White House declares Berryessa-Snow Mountain national monument
President Barack Obama is designating the Berryessa Snow Mountain area as a national monument, permanently protecting the rolling mountainous region that runs through Napa, Lake, Mendocino, Solano and Yolo counties.
Federal protections announced early Friday in Washington for the Berryessa-Snow Mountain area cover 331,000 acres. The move, hailed as a major win for environmental activists and Northern California lawmakers who have long pushed for conservation measures in the region, is expected to preserve sensitive plant and animal habitat, as well as spur millions of dollars a year in economic activity.
“It deserves to be protected for future generations,” said Sara Husby-Good, executive director of Tuleyome, a nonprofit aimed at protecting the lands. “It’s a really great area.”
Other conservation groups have applauded efforts to preserve the region, including the Wilderness Society, a national conservation group, describing the “sweeping oak-dotted hills, creeks and meadows” as “premier wildlife habitat that has rapidly disappeared in California.”
Rep. Mike Thompson, D-St. Helena, has also praised future economic benefits, pointing out that its protection will “help boost tourism, grow the local economy, improve recreation opportunities and protect species.”
The White House highlighted economic and ecosystem benefits that come with federal protections, saying that the national monument will “boost local economies by attracting visitors and generating more revenue and jobs for local communities.”
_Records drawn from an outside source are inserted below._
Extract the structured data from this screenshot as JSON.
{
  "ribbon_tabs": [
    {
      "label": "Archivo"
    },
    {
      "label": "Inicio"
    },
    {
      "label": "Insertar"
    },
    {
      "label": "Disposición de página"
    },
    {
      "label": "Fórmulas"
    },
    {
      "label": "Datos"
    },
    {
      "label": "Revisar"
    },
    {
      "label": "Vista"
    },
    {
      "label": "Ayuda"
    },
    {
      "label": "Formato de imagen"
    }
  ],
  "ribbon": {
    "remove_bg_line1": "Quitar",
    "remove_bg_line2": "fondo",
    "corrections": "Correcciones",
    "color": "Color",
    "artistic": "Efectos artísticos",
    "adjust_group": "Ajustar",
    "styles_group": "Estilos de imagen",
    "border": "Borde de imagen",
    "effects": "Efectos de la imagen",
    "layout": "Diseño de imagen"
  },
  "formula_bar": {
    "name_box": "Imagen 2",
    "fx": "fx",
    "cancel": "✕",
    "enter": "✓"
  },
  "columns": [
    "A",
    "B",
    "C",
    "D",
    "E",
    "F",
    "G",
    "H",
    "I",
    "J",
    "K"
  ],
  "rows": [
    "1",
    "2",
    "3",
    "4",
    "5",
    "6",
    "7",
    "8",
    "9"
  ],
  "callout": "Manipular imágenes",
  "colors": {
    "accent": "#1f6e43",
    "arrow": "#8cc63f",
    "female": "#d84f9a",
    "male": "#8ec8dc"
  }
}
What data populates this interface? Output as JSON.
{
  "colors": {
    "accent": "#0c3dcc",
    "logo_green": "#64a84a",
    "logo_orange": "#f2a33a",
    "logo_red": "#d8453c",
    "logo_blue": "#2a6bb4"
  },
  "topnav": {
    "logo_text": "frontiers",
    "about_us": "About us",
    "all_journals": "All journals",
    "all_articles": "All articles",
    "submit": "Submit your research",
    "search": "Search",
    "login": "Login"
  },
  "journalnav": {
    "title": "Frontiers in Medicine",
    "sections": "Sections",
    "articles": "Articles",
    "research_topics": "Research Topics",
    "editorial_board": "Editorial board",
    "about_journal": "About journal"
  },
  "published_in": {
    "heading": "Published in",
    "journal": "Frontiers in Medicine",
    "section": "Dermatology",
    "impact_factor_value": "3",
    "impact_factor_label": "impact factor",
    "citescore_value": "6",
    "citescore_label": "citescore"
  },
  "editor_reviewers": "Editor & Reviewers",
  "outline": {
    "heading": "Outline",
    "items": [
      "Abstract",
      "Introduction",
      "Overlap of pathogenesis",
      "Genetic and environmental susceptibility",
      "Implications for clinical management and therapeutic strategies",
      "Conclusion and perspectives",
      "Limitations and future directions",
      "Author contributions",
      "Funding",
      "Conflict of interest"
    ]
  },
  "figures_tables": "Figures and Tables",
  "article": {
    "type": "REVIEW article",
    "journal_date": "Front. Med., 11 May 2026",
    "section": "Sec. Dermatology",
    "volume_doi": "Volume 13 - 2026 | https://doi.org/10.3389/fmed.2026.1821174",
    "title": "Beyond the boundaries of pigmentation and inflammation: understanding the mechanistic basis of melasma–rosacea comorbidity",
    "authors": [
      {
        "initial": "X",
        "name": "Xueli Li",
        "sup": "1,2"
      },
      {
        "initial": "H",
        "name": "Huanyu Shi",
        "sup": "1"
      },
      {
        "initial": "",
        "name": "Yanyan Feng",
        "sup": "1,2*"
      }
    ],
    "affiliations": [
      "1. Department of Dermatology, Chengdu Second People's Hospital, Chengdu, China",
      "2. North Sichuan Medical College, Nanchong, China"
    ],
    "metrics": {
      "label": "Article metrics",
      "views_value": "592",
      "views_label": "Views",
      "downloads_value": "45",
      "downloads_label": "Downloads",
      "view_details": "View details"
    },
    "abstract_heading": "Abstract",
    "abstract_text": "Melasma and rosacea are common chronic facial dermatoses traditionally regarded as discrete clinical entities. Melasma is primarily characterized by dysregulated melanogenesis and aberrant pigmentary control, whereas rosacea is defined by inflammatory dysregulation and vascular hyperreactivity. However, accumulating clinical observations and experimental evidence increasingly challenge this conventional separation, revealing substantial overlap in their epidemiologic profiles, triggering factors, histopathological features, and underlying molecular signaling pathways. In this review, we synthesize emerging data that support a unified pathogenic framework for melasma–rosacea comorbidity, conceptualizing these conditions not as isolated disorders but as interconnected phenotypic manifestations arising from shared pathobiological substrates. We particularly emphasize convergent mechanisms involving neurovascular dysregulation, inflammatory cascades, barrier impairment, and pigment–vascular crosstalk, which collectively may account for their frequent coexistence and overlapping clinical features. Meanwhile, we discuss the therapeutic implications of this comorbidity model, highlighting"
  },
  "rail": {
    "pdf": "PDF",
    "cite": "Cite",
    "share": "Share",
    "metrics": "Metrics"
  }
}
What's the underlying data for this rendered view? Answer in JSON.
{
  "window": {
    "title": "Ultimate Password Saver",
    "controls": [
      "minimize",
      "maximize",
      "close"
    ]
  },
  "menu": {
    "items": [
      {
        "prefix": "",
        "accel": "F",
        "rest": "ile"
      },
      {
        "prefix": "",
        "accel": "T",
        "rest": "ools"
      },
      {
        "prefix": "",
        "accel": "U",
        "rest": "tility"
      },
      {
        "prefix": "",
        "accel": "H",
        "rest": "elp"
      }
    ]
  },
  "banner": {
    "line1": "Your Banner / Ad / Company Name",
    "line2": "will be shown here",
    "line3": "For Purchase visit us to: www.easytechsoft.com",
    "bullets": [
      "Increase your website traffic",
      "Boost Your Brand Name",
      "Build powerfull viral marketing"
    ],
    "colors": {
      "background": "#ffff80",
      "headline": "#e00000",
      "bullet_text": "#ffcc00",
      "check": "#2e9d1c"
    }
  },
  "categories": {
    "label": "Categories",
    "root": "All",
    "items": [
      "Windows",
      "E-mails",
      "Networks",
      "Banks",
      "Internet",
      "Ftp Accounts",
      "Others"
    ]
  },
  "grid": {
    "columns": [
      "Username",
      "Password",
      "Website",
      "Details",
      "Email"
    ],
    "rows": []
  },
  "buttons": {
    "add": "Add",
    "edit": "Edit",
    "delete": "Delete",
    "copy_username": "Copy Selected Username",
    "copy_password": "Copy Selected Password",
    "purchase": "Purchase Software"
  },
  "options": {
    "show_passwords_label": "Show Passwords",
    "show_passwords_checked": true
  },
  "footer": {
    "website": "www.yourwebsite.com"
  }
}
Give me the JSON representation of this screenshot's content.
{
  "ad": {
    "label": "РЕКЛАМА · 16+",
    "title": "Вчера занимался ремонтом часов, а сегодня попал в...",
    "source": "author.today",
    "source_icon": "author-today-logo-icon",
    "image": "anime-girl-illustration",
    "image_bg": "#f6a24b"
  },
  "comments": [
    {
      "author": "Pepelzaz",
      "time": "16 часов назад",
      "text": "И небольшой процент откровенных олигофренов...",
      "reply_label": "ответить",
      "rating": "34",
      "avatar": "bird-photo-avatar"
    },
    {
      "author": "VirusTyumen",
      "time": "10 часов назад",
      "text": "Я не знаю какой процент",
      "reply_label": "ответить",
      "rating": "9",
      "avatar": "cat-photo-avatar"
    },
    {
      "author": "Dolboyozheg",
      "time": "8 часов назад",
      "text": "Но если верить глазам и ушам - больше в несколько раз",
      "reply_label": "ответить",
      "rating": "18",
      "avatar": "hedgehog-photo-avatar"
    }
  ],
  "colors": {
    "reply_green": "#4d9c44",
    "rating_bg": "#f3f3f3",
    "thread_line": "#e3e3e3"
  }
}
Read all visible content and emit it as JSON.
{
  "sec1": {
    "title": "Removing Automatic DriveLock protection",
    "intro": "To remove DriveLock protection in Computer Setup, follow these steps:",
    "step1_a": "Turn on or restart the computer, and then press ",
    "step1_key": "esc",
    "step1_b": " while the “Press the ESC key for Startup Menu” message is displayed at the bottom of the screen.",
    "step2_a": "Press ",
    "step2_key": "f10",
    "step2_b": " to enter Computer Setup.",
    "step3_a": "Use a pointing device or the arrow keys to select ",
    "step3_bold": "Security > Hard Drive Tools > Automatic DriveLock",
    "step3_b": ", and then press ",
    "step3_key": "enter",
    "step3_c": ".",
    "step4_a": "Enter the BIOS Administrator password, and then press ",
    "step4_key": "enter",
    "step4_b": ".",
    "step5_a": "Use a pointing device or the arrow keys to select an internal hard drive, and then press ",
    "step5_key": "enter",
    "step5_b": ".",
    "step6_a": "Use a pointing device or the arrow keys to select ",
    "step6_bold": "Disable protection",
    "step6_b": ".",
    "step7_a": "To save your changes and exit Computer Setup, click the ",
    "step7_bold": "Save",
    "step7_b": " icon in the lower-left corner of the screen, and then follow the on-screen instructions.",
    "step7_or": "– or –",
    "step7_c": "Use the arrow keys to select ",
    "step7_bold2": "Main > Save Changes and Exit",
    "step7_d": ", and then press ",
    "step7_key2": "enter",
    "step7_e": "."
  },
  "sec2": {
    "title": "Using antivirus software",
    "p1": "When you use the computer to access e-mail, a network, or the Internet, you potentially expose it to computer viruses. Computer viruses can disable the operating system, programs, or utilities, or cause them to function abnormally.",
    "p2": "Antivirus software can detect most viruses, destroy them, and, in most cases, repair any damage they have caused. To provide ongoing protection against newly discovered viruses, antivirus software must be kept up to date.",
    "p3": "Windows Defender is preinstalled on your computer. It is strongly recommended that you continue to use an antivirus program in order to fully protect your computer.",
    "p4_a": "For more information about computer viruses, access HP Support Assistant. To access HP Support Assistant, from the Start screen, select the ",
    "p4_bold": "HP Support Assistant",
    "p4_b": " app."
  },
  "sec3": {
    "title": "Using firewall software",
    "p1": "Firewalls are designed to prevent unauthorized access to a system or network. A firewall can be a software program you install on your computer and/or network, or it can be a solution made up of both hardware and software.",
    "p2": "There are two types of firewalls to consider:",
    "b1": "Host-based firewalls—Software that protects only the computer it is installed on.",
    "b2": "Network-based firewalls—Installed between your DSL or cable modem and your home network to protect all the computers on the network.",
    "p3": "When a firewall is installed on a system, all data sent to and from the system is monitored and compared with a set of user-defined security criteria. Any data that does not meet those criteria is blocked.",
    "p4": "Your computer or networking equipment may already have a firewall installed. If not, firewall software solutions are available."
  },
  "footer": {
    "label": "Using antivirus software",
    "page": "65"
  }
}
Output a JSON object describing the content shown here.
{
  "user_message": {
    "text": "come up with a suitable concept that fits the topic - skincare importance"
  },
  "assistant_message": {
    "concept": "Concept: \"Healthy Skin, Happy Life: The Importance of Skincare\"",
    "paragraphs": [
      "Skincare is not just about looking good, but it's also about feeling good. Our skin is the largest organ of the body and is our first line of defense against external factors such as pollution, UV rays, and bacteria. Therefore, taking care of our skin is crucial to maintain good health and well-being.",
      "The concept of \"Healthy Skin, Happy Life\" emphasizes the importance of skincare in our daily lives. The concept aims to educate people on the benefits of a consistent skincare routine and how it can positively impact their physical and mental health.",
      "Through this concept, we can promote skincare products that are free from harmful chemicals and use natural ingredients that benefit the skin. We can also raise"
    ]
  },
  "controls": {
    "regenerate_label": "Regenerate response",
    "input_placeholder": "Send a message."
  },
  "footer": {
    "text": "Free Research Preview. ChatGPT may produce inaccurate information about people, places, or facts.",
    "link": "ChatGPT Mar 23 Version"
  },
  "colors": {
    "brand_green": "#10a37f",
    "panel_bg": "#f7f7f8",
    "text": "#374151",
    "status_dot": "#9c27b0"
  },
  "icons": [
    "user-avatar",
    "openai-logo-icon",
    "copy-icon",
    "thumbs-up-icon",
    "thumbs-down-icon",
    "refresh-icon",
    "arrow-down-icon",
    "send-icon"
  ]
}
Two other areas also received protection, including the Waco Mammoth National Monument in Texas and the Basin and Range National Monument in Nevada.
The Berryessa-Snow Mountain designation is expected to generate $26 million to $50 million in local economic activity over the next five years, according to estimates by the Winters Chamber of Commerce. Tourism is also expected to rise 20 to 30 percent.
Bald eagles, black bears and mountain lions roam the region, which also affords humans places for hiking, mountain biking, camping and whitewater rafting. Hunting and fishing would continue to be allowed in the national monument, along with existing grazing and motorized vehicle trails, officials said.
The site, which was already owned by the federal government, will be jointly managed by the U.S. Forest Service and the Bureau of Land Management.